BDTI has released independent benchmark results for the Cortex-A8, ARM’s highest-performance processor core, on the BDTI DSP Kernel Benchmarks™ and the BDTI Video Encoder and Decoder Benchmarks™. The results indicate that the Cortex-A8 is significantly faster than its predecessor, the ARM1176, giving it considerable horsepower for its targeted applications. Initially, the Cortex-A8 is being used in chips for high-performance cellular handsets; it also targets set-top boxes, printers, and automotive infotainment applications.
Due to the cost- and energy-sensitive nature of cellular handsets, the Cortex-A8 is intended to be implemented using either the typical logic synthesis methodology (commonly used with licensable processor cores) or a semi-custom design style. Initial licensees creating highly optimized implementations of the Cortex-A8 are using hand-crafted library cells and other physical-level optimizations (as Texas Instruments has done with its OMAP3430 chip) for improvements in both frequency and power over traditional synthesis methodologies. For this reason, BDTI’s benchmark results for the ARM Cortex-A8 do not include clock speed, silicon area, and power consumption data based on BDTI’s standardized conditions for processor cores, and caution should be used in interpreting the Cortex-A8 benchmark results and in comparing the Cortex-A8 to other BDTI-benchmarked cores. (All other BDTI benchmark results for licensable processor cores assume a TSMC CL013G process with ARM Artisan Sage-X library and worst-case temperature, process, and voltage variations.)
The Cortex-A8 achieves a BDTIsimMark2000™/MHz score of 7.6. The ARM1176 achieves a BDTIsimMark2000™ score of 1200 at 335 MHz, or 3.6 BDTIsimMark2000™/MHz. (The BDTIsimMark2000™ is a summary measure of digital signal processing speed, distilled from a processor’s results on the BDTI DSP Kernel Benchmarks™, a suite of 12 key DSP algorithms. A higher score indicates a faster processor.) This shows that the Cortex-A8 is significantly faster than the ARM1176 on typical signal processing tasks at an equivalent clock speed. This boost in horsepower mainly derives from the NEON signal processing extensions, which allow the Cortex-A8 to execute up to four 16-bit multiply-accumulate instructions per cycle (versus two for the ARM11). In addition, BDTI expects that, due to licensees’ use of more advanced fabrication processes and hand-optimized layouts, typical Cortex-A8 implementations will achieve somewhat higher clock speeds than typical implementations of other licensable cores, further boosting Cortex-A8 performance relative to the ARM11 and other BDTI-benchmarked cores on signal processing tasks. (See ARM’s and TI’s estimates for Cortex-A8 clock speed.)
On the BDTI Video Encoder and Decoder Benchmarks™ (see Table 1 and detailed results), the Cortex-A8 requires 114 MHz for QVGA decoding—less than half the loading of the ARM1176. The benchmark results also indicate that, at the clock speeds projected by ARM and TI, the Cortex-A8 will be capable of D1 decode and QVGA encode on the BDTI Video Encoder and Decoder Benchmarks™. (The BDTI Video Encoder and Decoder Benchmarks™ are somewhat more demanding than typical H.264 Baseline Profile implementations.) DSPs tuned for video applications are likely to require even lower clock speeds, however, as indicated by results for NXP’s PNX4103. The PNX4103 system-on-chip uses a TriMedia VLIW DSP core.
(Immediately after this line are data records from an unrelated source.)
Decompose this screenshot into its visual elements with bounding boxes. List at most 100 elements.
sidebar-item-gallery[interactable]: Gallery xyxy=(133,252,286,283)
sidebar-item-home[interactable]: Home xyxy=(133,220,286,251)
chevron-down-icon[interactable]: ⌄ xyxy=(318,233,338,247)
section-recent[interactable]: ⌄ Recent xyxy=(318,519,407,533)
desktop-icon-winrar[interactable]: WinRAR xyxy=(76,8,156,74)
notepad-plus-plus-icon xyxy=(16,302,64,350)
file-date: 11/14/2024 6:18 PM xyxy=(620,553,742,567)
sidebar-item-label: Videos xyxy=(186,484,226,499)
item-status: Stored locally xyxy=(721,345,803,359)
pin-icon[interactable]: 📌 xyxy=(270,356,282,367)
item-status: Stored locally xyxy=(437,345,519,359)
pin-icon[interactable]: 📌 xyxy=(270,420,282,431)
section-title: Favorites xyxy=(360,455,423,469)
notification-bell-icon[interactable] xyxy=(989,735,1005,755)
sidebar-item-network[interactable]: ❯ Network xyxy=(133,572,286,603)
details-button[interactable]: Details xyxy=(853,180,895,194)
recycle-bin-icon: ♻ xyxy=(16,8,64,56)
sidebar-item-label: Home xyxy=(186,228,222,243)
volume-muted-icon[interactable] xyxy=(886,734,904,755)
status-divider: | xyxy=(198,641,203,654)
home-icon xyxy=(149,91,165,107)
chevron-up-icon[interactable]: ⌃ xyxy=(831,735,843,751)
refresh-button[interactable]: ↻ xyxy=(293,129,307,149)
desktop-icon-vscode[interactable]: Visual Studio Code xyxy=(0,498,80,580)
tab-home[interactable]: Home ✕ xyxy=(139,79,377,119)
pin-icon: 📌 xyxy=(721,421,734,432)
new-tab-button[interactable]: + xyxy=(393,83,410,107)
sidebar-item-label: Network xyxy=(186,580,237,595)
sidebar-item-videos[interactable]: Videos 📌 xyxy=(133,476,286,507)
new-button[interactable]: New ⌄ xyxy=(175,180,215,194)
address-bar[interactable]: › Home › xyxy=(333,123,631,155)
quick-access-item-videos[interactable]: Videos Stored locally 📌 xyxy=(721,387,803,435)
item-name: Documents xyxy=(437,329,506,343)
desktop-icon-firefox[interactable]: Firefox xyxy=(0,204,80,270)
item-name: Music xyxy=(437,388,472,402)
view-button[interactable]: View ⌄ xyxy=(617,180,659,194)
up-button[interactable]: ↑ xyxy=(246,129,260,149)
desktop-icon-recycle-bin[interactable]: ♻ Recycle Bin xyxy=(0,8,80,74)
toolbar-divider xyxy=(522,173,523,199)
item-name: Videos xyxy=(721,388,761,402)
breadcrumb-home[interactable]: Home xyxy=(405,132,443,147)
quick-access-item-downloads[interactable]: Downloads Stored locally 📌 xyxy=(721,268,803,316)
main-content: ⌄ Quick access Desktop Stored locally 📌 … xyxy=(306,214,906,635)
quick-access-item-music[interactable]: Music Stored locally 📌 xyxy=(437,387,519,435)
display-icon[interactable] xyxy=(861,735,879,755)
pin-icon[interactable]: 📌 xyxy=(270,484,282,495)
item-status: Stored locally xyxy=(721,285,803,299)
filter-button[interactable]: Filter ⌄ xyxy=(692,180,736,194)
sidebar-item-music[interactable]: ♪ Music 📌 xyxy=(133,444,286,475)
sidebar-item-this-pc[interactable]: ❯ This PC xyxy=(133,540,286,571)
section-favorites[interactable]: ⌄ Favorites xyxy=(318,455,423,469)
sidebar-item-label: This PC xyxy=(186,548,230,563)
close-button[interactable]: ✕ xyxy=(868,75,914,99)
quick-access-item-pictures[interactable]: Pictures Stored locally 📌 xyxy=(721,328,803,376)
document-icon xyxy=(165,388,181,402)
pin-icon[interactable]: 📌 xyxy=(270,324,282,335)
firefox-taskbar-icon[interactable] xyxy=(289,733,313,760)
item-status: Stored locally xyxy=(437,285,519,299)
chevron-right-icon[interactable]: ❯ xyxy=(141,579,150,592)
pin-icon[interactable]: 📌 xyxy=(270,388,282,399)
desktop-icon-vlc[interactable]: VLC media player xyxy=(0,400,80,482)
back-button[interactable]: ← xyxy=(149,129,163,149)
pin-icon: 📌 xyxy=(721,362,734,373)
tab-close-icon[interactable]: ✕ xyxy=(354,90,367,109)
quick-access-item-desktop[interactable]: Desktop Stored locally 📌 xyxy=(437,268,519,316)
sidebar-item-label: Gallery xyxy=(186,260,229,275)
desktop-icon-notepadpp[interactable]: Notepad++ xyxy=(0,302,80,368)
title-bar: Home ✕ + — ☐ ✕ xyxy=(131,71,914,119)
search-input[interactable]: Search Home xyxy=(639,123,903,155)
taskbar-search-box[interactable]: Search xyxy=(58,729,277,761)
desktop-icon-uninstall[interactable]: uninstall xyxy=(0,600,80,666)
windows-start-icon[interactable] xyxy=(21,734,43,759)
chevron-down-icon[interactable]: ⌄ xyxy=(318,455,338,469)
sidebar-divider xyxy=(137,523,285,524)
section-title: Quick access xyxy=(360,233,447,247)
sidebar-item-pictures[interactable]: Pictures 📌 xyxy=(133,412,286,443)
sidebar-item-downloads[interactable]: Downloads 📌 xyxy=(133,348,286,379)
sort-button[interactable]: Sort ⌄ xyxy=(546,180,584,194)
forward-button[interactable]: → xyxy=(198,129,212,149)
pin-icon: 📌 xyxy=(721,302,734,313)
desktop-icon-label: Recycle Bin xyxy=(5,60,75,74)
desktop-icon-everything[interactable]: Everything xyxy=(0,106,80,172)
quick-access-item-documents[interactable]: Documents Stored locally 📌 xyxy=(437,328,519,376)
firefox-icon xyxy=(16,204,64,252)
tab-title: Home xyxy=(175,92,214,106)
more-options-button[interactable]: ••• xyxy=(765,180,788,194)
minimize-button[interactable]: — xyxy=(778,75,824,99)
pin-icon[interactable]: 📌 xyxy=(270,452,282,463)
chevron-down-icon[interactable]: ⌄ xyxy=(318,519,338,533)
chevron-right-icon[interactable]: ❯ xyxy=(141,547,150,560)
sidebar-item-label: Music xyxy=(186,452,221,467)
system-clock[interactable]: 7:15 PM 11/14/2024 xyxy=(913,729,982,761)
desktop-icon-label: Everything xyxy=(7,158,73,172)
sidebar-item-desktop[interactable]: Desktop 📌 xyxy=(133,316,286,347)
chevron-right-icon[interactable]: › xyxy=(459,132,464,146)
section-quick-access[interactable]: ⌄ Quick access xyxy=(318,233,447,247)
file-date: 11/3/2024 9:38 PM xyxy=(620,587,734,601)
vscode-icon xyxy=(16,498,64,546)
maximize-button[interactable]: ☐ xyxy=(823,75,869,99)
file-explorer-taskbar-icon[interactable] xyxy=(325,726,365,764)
|ARM ARM1176||ARM Cortex‑A8||NXP PNX4103|
|BDTI Video Decoder Benchmark™||
QVGA, 30 fps
|250 MHz||114 MHz||67 MHz|
|BDTI Video Decoder Benchmark™||
|N/A||504 MHz||290 MHz|
|BDTI Video Encoder Benchmark™||
QVGA, 30 fps
|N/A||421 MHz||177 MHz|
Table 1. Cortex-A8 performance on BDTI’s Video Encoder and Decoder Benchmarks™
Even discounting its potentially higher clock speed, the Cortex-A8 significantly outperforms earlier ARM cores on signal processing and multimedia tasks. This impressive performance will likely open up new markets for ARM. To enable effective use of the NEON extensions, ARM offers a vectorizing compiler and is also planning optimized NEON software component libraries.
To fully assess the Cortex-A8’s suitability for a new design, however, prospective users will need to carefully assess several factors. Perhaps the most important of these is the methodology to be used to create a physical implementation of the core. Although a carefully tuned Cortex-A8 layout can yield impressive performance (as figures from ARM and TI suggest), it will require significant engineering effort and will not be appropriate for all designs. In addition, the implementation approach chosen will affect silicon area and energy efficiency—crucial factors in evaluating a core’s application suitability. Finally, users need to assess how they will use the Cortex-A8’s NEON instructions, which supply much of the core’s DSP and multimedia horsepower.